États-Unis : quand le virage Bezos–Trump fragilise le Washington Post
Institution du journalisme américain, Washington Post, fort de dizaines de prix Pulitzer, traverse l’une des crises les plus graves de son histoire. Début février, la direction annonce une vague de licenciements massive : près de 300 postes supprimés sur environ 800. Officiellement, il s’agit d’une « restructuration ». Dans les faits, beaucoup y voient le symptôme d’un malaise plus profond, né au sommet.
Depuis le retour de Donald Trump à la Maison-Blanche, un rapprochement assumé avec les grandes fortunes de la tech s’est opéré.

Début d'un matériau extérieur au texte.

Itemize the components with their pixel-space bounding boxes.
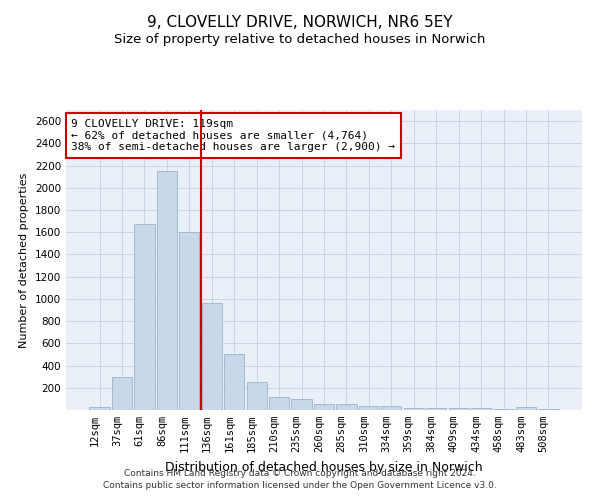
Bar bbox=[314, 404, 334, 410]
Bar bbox=[404, 408, 424, 410]
Bar bbox=[89, 407, 110, 410]
Bar bbox=[224, 354, 244, 410]
Bar bbox=[202, 304, 222, 410]
Text: Contains public sector information licensed under the Open Government Licence v3: Contains public sector information licen… bbox=[103, 481, 497, 490]
Bar bbox=[112, 376, 132, 410]
Text: 9, CLOVELLY DRIVE, NORWICH, NR6 5EY: 9, CLOVELLY DRIVE, NORWICH, NR6 5EY bbox=[147, 15, 453, 30]
Y-axis label: Number of detached properties: Number of detached properties bbox=[19, 172, 29, 348]
Bar bbox=[449, 408, 469, 410]
Bar bbox=[359, 406, 379, 410]
Bar bbox=[426, 408, 446, 410]
Text: Size of property relative to detached houses in Norwich: Size of property relative to detached ho… bbox=[115, 32, 485, 46]
Bar bbox=[134, 224, 155, 410]
Bar bbox=[471, 408, 491, 410]
Bar bbox=[269, 396, 289, 410]
Bar bbox=[337, 404, 356, 410]
Bar bbox=[516, 407, 536, 410]
Text: 9 CLOVELLY DRIVE: 119sqm
← 62% of detached houses are smaller (4,764)
38% of sem: 9 CLOVELLY DRIVE: 119sqm ← 62% of detach… bbox=[71, 119, 395, 152]
Bar bbox=[247, 382, 267, 410]
X-axis label: Distribution of detached houses by size in Norwich: Distribution of detached houses by size … bbox=[165, 460, 483, 473]
Text: Contains HM Land Registry data © Crown copyright and database right 2024.: Contains HM Land Registry data © Crown c… bbox=[124, 468, 476, 477]
Bar bbox=[157, 171, 177, 410]
Bar bbox=[179, 232, 199, 410]
Bar bbox=[292, 399, 311, 410]
Bar bbox=[381, 406, 401, 410]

Parmi elles, Jeff Bezos, propriétaire du Post depuis 2013. Un rapprochement qui n’est pas sans conséquences éditoriales.
Le tournant remonte à la présidentielle de 2024, lorsque le journal rompt avec une tradition historique : ne pas soutenir explicitement la candidate démocrate. Une décision imposée par la direction, perçue par une partie des lecteurs comme une capitulation politique. Résultat immédiat : une hémorragie d’abonnés, des pertes financières importantes et un climat de défiance interne.
Dans la rédaction, des journalistes chevronnés claquent la porte, dénonçant des concessions jugées incompatibles avec l’ADN du journal. Le syndicat du Post parle d’« autodestruction programmée », rappelant qu’on ne peut affaiblir une rédaction sans entamer sa crédibilité, son influence et, à terme, sa survie.
Au-delà du Washington Post, cette crise pose une question centrale : quel avenir pour la presse sous Trump ? Procédures judiciaires, pressions économiques, restrictions d’accès aux institutions, mise à l’écart de médias critiques… Le climat se durcit. Même des agences de référence se retrouvent sanctionnées pour des désaccords symboliques.
Ce qui se joue aujourd’hui dépasse un simple plan social. C’est un test grandeur nature de la résilience des médias face au pouvoir politique et économique. Et un avertissement : quand les intérêts financiers et le calcul politique prennent le pas sur l’indépendance éditoriale, ce sont des piliers entiers de la démocratie qui vacillent.